Dataset configuration governs every aspect of how data is displayed, how duplicates are detected, and how merges are handled in Dedupe.
Accessing Dataset Configuration
Existing Datasets: Configuration can be accessed from the Dedupe Dashboard or directly within the dataset.
New Datasets: The configuration panel appears automatically during dataset creation.
You can open configuration in several ways:
From the dataset list view — select the three dots next to a dataset and choose Edit.
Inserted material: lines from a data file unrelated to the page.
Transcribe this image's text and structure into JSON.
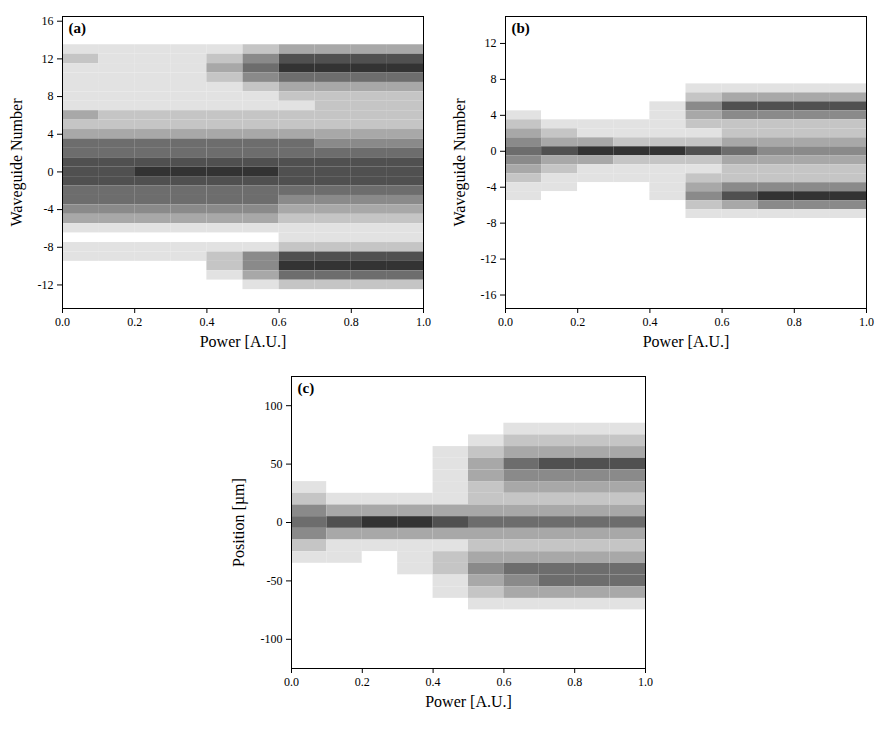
{
  "chart_data": [
    {
      "type": "heatmap",
      "title": "(a)",
      "xlabel": "Power [A.U.]",
      "ylabel": "Waveguide Number",
      "color": "#333333",
      "xlim": [
        0,
        1
      ],
      "xticks": [
        {
          "value": 0,
          "label": "0.0"
        },
        0.2,
        0.4,
        0.6,
        0.8,
        {
          "value": 1,
          "label": "1.0"
        }
      ],
      "ylim": [
        -14.5,
        16.5
      ],
      "yticks": [
        -12,
        -8,
        -4,
        0,
        4,
        8,
        12,
        16
      ],
      "x": [
        0.05,
        0.15,
        0.25,
        0.35,
        0.45,
        0.55,
        0.65,
        0.75,
        0.85,
        0.95
      ],
      "y": [
        13,
        12,
        11,
        10,
        9,
        8,
        7,
        6,
        5,
        4,
        3,
        2,
        1,
        0,
        -1,
        -2,
        -3,
        -4,
        -5,
        -6,
        -7,
        -8,
        -9,
        -10,
        -11,
        -12
      ],
      "z": [
        [
          1,
          1,
          1,
          1,
          1,
          2,
          3,
          3,
          3,
          3
        ],
        [
          2,
          1,
          1,
          1,
          2,
          4,
          6,
          6,
          6,
          6
        ],
        [
          1,
          1,
          1,
          1,
          3,
          5,
          7,
          7,
          7,
          7
        ],
        [
          1,
          1,
          1,
          1,
          2,
          4,
          5,
          5,
          5,
          5
        ],
        [
          1,
          1,
          1,
          1,
          1,
          2,
          3,
          3,
          3,
          3
        ],
        [
          1,
          1,
          1,
          1,
          1,
          1,
          2,
          2,
          2,
          2
        ],
        [
          1,
          1,
          1,
          1,
          1,
          1,
          1,
          2,
          2,
          2
        ],
        [
          3,
          2,
          2,
          2,
          2,
          2,
          2,
          2,
          2,
          2
        ],
        [
          2,
          2,
          2,
          2,
          2,
          2,
          2,
          2,
          2,
          2
        ],
        [
          3,
          3,
          3,
          3,
          3,
          3,
          3,
          3,
          3,
          3
        ],
        [
          5,
          5,
          5,
          5,
          5,
          5,
          5,
          4,
          4,
          4
        ],
        [
          5,
          5,
          5,
          5,
          5,
          5,
          5,
          5,
          5,
          5
        ],
        [
          6,
          6,
          6,
          6,
          6,
          6,
          6,
          6,
          6,
          6
        ],
        [
          6,
          6,
          7,
          7,
          7,
          7,
          6,
          6,
          6,
          6
        ],
        [
          6,
          6,
          6,
          6,
          6,
          6,
          6,
          6,
          6,
          6
        ],
        [
          5,
          5,
          5,
          5,
          5,
          5,
          5,
          5,
          5,
          5
        ],
        [
          5,
          5,
          5,
          5,
          5,
          5,
          4,
          4,
          4,
          4
        ],
        [
          4,
          4,
          4,
          4,
          4,
          4,
          3,
          3,
          3,
          3
        ],
        [
          3,
          3,
          3,
          3,
          3,
          3,
          2,
          2,
          2,
          2
        ],
        [
          1,
          1,
          1,
          1,
          1,
          1,
          1,
          1,
          1,
          1
        ],
        [
          0,
          0,
          0,
          0,
          0,
          0,
          1,
          1,
          1,
          1
        ],
        [
          1,
          1,
          1,
          1,
          1,
          1,
          2,
          2,
          2,
          2
        ],
        [
          1,
          1,
          1,
          1,
          2,
          4,
          6,
          6,
          6,
          6
        ],
        [
          0,
          0,
          0,
          0,
          2,
          4,
          7,
          7,
          7,
          7
        ],
        [
          0,
          0,
          0,
          0,
          1,
          3,
          5,
          5,
          5,
          5
        ],
        [
          0,
          0,
          0,
          0,
          0,
          1,
          2,
          2,
          2,
          2
        ]
      ]
    },
    {
      "type": "heatmap",
      "title": "(b)",
      "xlabel": "Power [A.U.]",
      "ylabel": "Waveguide Number",
      "color": "#333333",
      "xlim": [
        0,
        1
      ],
      "xticks": [
        {
          "value": 0,
          "label": "0.0"
        },
        0.2,
        0.4,
        0.6,
        0.8,
        {
          "value": 1,
          "label": "1.0"
        }
      ],
      "ylim": [
        -17.5,
        15
      ],
      "yticks": [
        -16,
        -12,
        -8,
        -4,
        0,
        4,
        8,
        12
      ],
      "x": [
        0.05,
        0.15,
        0.25,
        0.35,
        0.45,
        0.55,
        0.65,
        0.75,
        0.85,
        0.95
      ],
      "y": [
        8,
        7,
        6,
        5,
        4,
        3,
        2,
        1,
        0,
        -1,
        -2,
        -3,
        -4,
        -5,
        -6,
        -7,
        -8
      ],
      "z": [
        [
          0,
          0,
          0,
          0,
          0,
          0,
          0,
          0,
          0,
          0
        ],
        [
          0,
          0,
          0,
          0,
          0,
          1,
          1,
          1,
          1,
          1
        ],
        [
          0,
          0,
          0,
          0,
          0,
          2,
          3,
          3,
          3,
          3
        ],
        [
          0,
          0,
          0,
          0,
          1,
          4,
          6,
          6,
          6,
          6
        ],
        [
          1,
          0,
          0,
          0,
          1,
          3,
          4,
          4,
          4,
          4
        ],
        [
          2,
          1,
          1,
          1,
          1,
          2,
          2,
          2,
          2,
          2
        ],
        [
          3,
          2,
          1,
          1,
          1,
          1,
          2,
          2,
          2,
          2
        ],
        [
          4,
          3,
          3,
          2,
          2,
          2,
          3,
          3,
          3,
          3
        ],
        [
          5,
          6,
          7,
          7,
          7,
          6,
          5,
          4,
          4,
          4
        ],
        [
          4,
          3,
          3,
          2,
          2,
          2,
          3,
          3,
          3,
          3
        ],
        [
          3,
          2,
          1,
          1,
          1,
          1,
          2,
          2,
          2,
          2
        ],
        [
          2,
          1,
          1,
          1,
          1,
          2,
          2,
          2,
          2,
          2
        ],
        [
          1,
          1,
          0,
          0,
          1,
          3,
          4,
          4,
          4,
          4
        ],
        [
          1,
          0,
          0,
          0,
          1,
          4,
          6,
          7,
          7,
          7
        ],
        [
          0,
          0,
          0,
          0,
          0,
          2,
          3,
          4,
          4,
          4
        ],
        [
          0,
          0,
          0,
          0,
          0,
          1,
          1,
          1,
          1,
          1
        ],
        [
          0,
          0,
          0,
          0,
          0,
          0,
          0,
          0,
          0,
          0
        ]
      ]
    },
    {
      "type": "heatmap",
      "title": "(c)",
      "xlabel": "Power [A.U.]",
      "ylabel": "Position [µm]",
      "color": "#333333",
      "xlim": [
        0,
        1
      ],
      "xticks": [
        {
          "value": 0,
          "label": "0.0"
        },
        0.2,
        0.4,
        0.6,
        0.8,
        {
          "value": 1,
          "label": "1.0"
        }
      ],
      "ylim": [
        -125,
        125
      ],
      "yticks": [
        -100,
        -50,
        0,
        50,
        100
      ],
      "x": [
        0.05,
        0.15,
        0.25,
        0.35,
        0.45,
        0.55,
        0.65,
        0.75,
        0.85,
        0.95
      ],
      "y": [
        80,
        70,
        60,
        50,
        40,
        30,
        20,
        10,
        0,
        -10,
        -20,
        -30,
        -40,
        -50,
        -60,
        -70,
        -80
      ],
      "z": [
        [
          0,
          0,
          0,
          0,
          0,
          0,
          1,
          1,
          1,
          1
        ],
        [
          0,
          0,
          0,
          0,
          0,
          1,
          2,
          2,
          2,
          2
        ],
        [
          0,
          0,
          0,
          0,
          1,
          2,
          3,
          3,
          3,
          3
        ],
        [
          0,
          0,
          0,
          0,
          1,
          3,
          5,
          6,
          6,
          6
        ],
        [
          0,
          0,
          0,
          0,
          1,
          3,
          4,
          4,
          4,
          4
        ],
        [
          1,
          0,
          0,
          0,
          1,
          2,
          3,
          3,
          3,
          3
        ],
        [
          2,
          1,
          1,
          1,
          1,
          2,
          2,
          2,
          2,
          2
        ],
        [
          4,
          3,
          3,
          3,
          3,
          3,
          3,
          3,
          3,
          3
        ],
        [
          5,
          6,
          7,
          7,
          6,
          5,
          5,
          5,
          5,
          5
        ],
        [
          4,
          3,
          3,
          3,
          3,
          3,
          3,
          3,
          3,
          3
        ],
        [
          2,
          1,
          1,
          1,
          1,
          2,
          2,
          2,
          2,
          2
        ],
        [
          1,
          1,
          0,
          1,
          2,
          3,
          3,
          3,
          3,
          3
        ],
        [
          0,
          0,
          0,
          1,
          2,
          4,
          5,
          5,
          5,
          5
        ],
        [
          0,
          0,
          0,
          0,
          1,
          3,
          4,
          5,
          5,
          5
        ],
        [
          0,
          0,
          0,
          0,
          1,
          2,
          3,
          3,
          3,
          3
        ],
        [
          0,
          0,
          0,
          0,
          0,
          1,
          1,
          1,
          1,
          1
        ],
        [
          0,
          0,
          0,
          0,
          0,
          0,
          0,
          0,
          0,
          0
        ]
      ]
    }
  ]
}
From the dashboard tiles — click the three dots on a dataset card and select Edit.
From inside an open dataset — use the three-dot menu next to Analyze, then select Edit Dataset.
Configuration Tabs
The dataset configuration panel is organized into six tabs, each serving a specific function.
1. General
This tab allows you to name your dataset and select the Salesforce object that will be analyzed for duplicates.
2. Fields
Use this tab to choose which fields will be visible during the deduplication process.
Fields can be reordered via drag-and-drop to change how they're displayed in side-by-side comparisons.
3. Filter
This section lets you apply custom filters to focus deduplication efforts on specific subsets of data.
You can:
Add filters by selecting a field, setting criteria, and providing values.
Use SOQL queries for more advanced filtering.
Example showing multiple field-based filters applied.
Example showing filters written directly in SOQL mode.
New — IN / NOT IN Filter Support
You can now filter datasets using multiple values for a single field.
Select the IN or NOT IN operator, then enter multiple values in a new multi-line text area that supports scrolling and resizing — ideal for bulk inclusion or exclusion filters (e.g., multiple states or industries).
4. Match
This tab specifies the models used for duplicate detection.
Key Features
Matching Model: Select the primary model used to detect duplicates.
Minimum Match Confidence: Set a threshold to define when two records are considered duplicates.
Additional Matching Models: Assign up to two more models to a single dataset for broader detection coverage.
Each model is color-coded and has its own confidence slider.
Multi-Model Execution Options
Then Run – Sequential Execution
Runs models one after another. The second model only evaluates records not matched by the first, ideal for layered precision (e.g., exact first, ML second).
And Run – Parallel Execution
Runs all selected models simultaneously for maximum coverage. Results are merged with confidence prioritization.
5. Merge
Here you can define how merges are handled.
Master Record Rule: Determines which record remains after a merge (e.g., Most Recently Modified).
Field Merge Rule: Specifies how to populate master record fields (e.g., Fill Empty Fields).
Undo / Rollback Merge: Enable options to reverse merges or restore records from encrypted backups.
6. Live Dedupe
Enable real-time duplicate detection, AI recommendations, and automatic merging.
When Live Dedupe is enabled:
DataGroomr continuously monitors record changes (create, update, delete, undelete).
It runs incrementally by default, scanning only new or modified records for faster results.
Full dataset analysis remains available when required.
Custom transformations can be applied before matching for improved accuracy.
The Get AI Recommendations toggle activates DataGroomr’s AI to automatically tag potential duplicates in real time. AI-labeled duplicates appear as tags allowing quick review and merge actions or these tags
can be in the Aut- merge criteria.
Auto Merge
Automatically merge records that meet or exceed the defined match confidence threshold.